Der Staatsanwalt nennt so ewas Körperverletzung in Tateinheit mit Nötigung und schreibt eine Anklage. Die führt zum Urteil, das gegen die junge Frau im Amtsgericht auch gleich rechtskräftig wurde. Nur der 51-Jährige, der erst die Nacht wohl genossen und dann in Solidarität mit der von ihm gehörnten Dauerpartnerin sich undankbar an der Rache beteiligt hatte, wehrte sich bis Montag noch gegen eine Verurteilung. Aber eher halbherzig. Zum Termin in der Berufungsinstanz, dem Landgericht, erschien er nicht.

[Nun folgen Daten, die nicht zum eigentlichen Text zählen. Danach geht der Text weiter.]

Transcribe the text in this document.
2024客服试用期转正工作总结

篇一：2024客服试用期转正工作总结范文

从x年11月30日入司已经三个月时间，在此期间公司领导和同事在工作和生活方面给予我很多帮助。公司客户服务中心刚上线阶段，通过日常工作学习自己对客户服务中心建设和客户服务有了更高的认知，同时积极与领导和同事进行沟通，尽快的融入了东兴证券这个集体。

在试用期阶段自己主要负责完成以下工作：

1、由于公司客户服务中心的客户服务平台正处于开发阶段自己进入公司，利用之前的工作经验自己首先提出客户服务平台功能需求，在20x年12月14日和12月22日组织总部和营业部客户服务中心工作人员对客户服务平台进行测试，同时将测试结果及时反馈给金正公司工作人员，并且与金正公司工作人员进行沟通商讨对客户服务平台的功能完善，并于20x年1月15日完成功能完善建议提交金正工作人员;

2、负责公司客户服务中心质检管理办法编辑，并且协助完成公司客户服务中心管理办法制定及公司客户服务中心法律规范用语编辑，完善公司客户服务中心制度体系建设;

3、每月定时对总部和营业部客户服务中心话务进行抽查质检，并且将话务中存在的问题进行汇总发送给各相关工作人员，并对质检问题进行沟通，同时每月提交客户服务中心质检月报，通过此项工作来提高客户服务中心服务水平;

Weder Verteidigerin noch Bewährungshelfer haben Kontakt. Bei der Führungsaufsicht, der er wegen der letzten seiner 28 Vorstrafen – zumeist Körperverletzung – untersteht, hat er sich seit Januar nicht mehr gemeldet. Die einschlägigen Vorstrafen waren auch der Grund, weshalb man den Mann nach der Attacke gegen die sich bedankende SMS-Schreiberin gleich in Untersuchungshaft genommen hatte. Immerhin ein halbes Jahr saß er dort.

Damit ist die Hälfte des einen Jahres Haft, das ihm das Amtsgericht aufbrummte, bereits abgesessen. Und seit gestern ist nun auch der Rest rechtskräftig.Alles wegen einer SMS.